The virus can be killed using a U.S. Environmental Protection Agency (EPA)–registered hospital disinfectant with a label for a “nonenveloped virus.”
Since the first case of Ebola, various outbreaks have occurred. Once the virus spreads to people, it can quickly transmit throughout families, healthcare settings, and other public areas.
Spotting cases of Ebola early on may be the key to stopping outbreaks.
“Contact tracing” is one tactic that experts use to identify people who have been exposed to someone with Ebola. It involves tracking down everyone who has come in direct contact with the sick person.
These contacts are watched for signs of Ebola for 21 days from the last day they were around the infected patient. If a contact develops a fever or other classic symptoms of Ebola, they will be immediately isolated and tested for the virus.
The World Health Organization (WHO) considers an Ebola outbreak to be over after 42 days (or two incubation periods) have passed without any new infections.
What If You Have Ebola?
If you suspect you have Ebola, you should see a doctor immediately. If you’re traveling, the closest U.S. Embassy can help you locate a medical facility.

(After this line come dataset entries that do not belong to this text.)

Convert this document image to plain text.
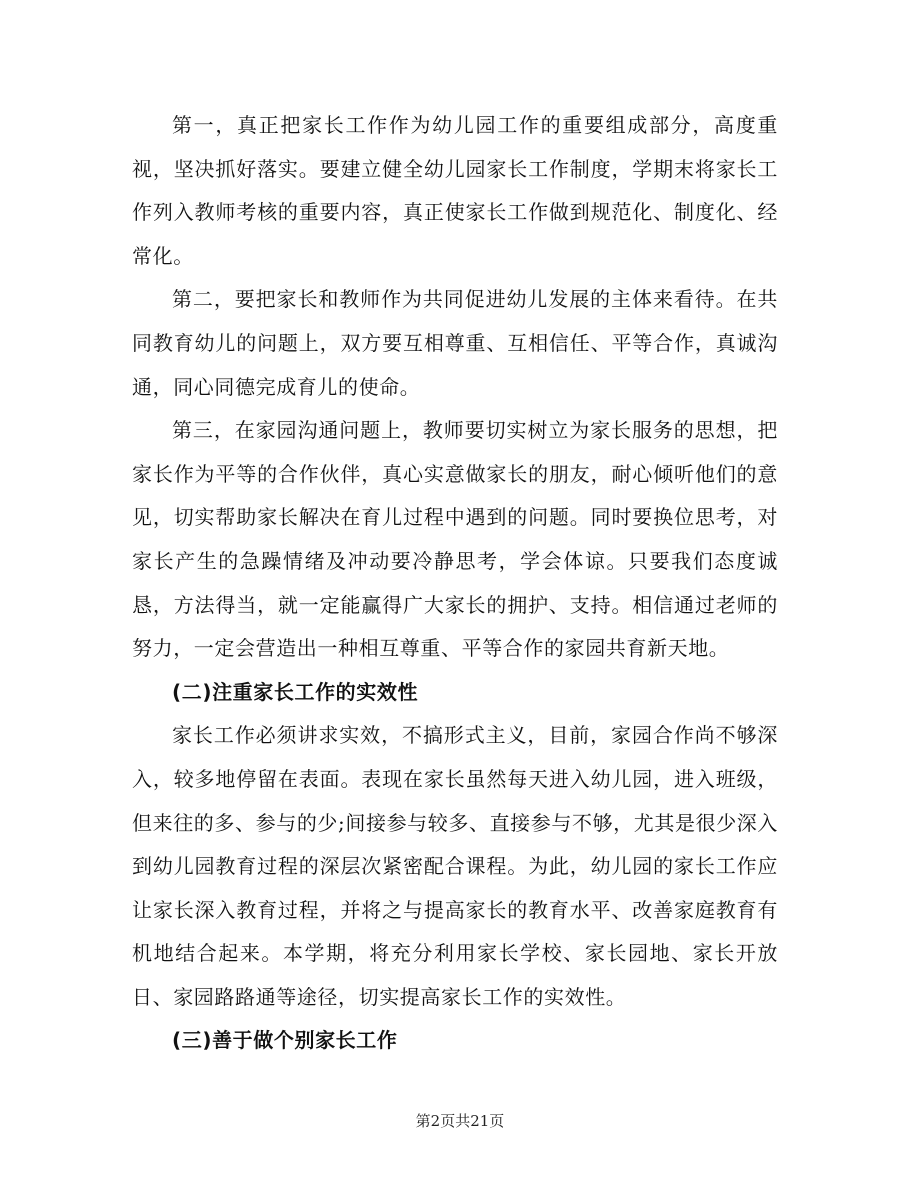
第一，真正把家长工作作为幼儿园工作的重要组成部分，高度重视，坚决抓好落实。要建立健全幼儿园家长工作制度，学期末将家长工作列入教师考核的重要内容，真正使家长工作做到规范化、制度化、经常化。

第二，要把家长和教师作为共同促进幼儿发展的主体来看待。在共同教育幼儿的问题上，双方要互相尊重、互相信任、平等合作，真诚沟通，同心同德完成育儿的使命。

第三，在家园沟通问题上，教师要切实树立为家长服务的思想，把家长作为平等的合作伙伴，真心实意做家长的朋友，耐心倾听他们的意见，切实帮助家长解决在育儿过程中遇到的问题。同时要换位思考，对家长产生的急躁情绪及冲动要冷静思考，学会体谅。只要我们态度诚恳，方法得当，就一定能赢得广大家长的拥护、支持。相信通过老师的努力，一定会营造出一种相互尊重、平等合作的家园共育新天地。

(二)注重家长工作的实效性

家长工作必须讲求实效，不搞形式主义，目前，家园合作尚不够深入，较多地停留在表面。表现在家长虽然每天进入幼儿园，进入班级，但来往的多、参与的少;间接参与较多、直接参与不够，尤其是很少深入到幼儿园教育过程的深层次紧密配合课程。为此，幼儿园的家长工作应让家长深入教育过程，并将之与提高家长的教育水平、改善家庭教育有机地结合起来。本学期，将充分利用家长学校、家长园地、家长开放日、家园路路通等途径，切实提高家长工作的实效性。

(三)善于做个别家长工作

第2页共21页
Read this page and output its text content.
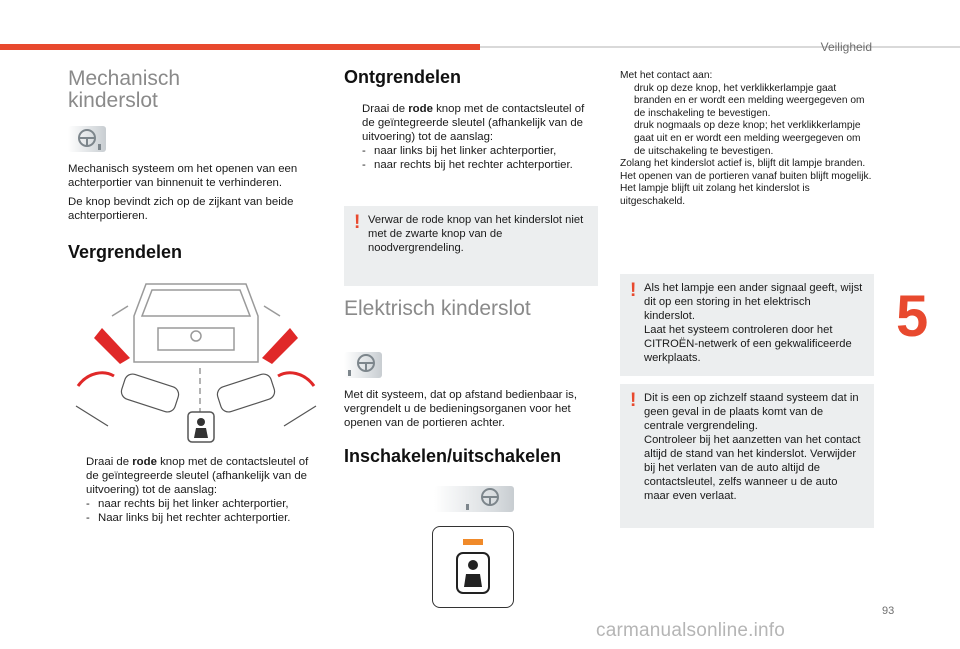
Veiligheid
5
93
carmanualsonline.info
Mechanisch
kinderslot
Mechanisch systeem om het openen van een achterportier van binnenuit te verhinderen.
De knop bevindt zich op de zijkant van beide achterportieren.
Vergrendelen
Draai de rode knop met de contactsleutel of de geïntegreerde sleutel (afhankelijk van de uitvoering) tot de aanslag:
- naar rechts bij het linker achterportier,
- Naar links bij het rechter achterportier.
Ontgrendelen
Draai de rode knop met de contactsleutel of de geïntegreerde sleutel (afhankelijk van de uitvoering) tot de aanslag:
- naar links bij het linker achterportier,
- naar rechts bij het rechter achterportier.
! Verwar de rode knop van het kinderslot niet met de zwarte knop van de noodvergrendeling.
Elektrisch kinderslot
Met dit systeem, dat op afstand bedienbaar is, vergrendelt u de bedieningsorganen voor het openen van de portieren achter.
Inschakelen/uitschakelen
Met het contact aan:
druk op deze knop, het verklikkerlampje gaat branden en er wordt een melding weergegeven om de inschakeling te bevestigen.
druk nogmaals op deze knop; het verklikkerlampje gaat uit en er wordt een melding weergegeven om de uitschakeling te bevestigen.
Zolang het kinderslot actief is, blijft dit lampje branden. Het openen van de portieren vanaf buiten blijft mogelijk.
Het lampje blijft uit zolang het kinderslot is uitgeschakeld.
! Als het lampje een ander signaal geeft, wijst dit op een storing in het elektrisch kinderslot.
Laat het systeem controleren door het CITROËN-netwerk of een gekwalificeerde werkplaats.
! Dit is een op zichzelf staand systeem dat in geen geval in de plaats komt van de centrale vergrendeling.
Controleer bij het aanzetten van het contact altijd de stand van het kinderslot. Verwijder bij het verlaten van de auto altijd de contactsleutel, zelfs wanneer u de auto maar even verlaat.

It’s important to tell your healthcare provider that you think you have Ebola before you visit the hospital. Workers will likely have to take special precautions.
At your visit, your doctor might ask you the following questions:
- What are your symptoms?
- When did your symptoms start?
- How severe are your symptoms?
- Have you recently traveled to Africa?
- Were you in close contact with anyone who had Ebola?
- If you were in Africa, did you hunt or eat monkeys?
- Did you visit any caves or underground mines in Africa?
- Do you work in a lab that uses monkeys from Africa or the Philippines? (3)
According to the WHO, the average Ebola case death rate is around 50 percent. But fatality rates have ranged from 25 to 90 percent, depending on the outbreak. (1)
Scientists aren’t sure why some people are able to bounce back from Ebola, while others aren’t. Receiving prompt supportive treatment is one way to improve your chances of surviving the virus.
Recovery is typically very slow for people who do survive. It can take months to regain strength, and the virus can remain active in the body for a while. (3)
Studies show survivors of Ebola have antibodies that can be detected in their blood up to 10 years after they’ve recovered from the virus.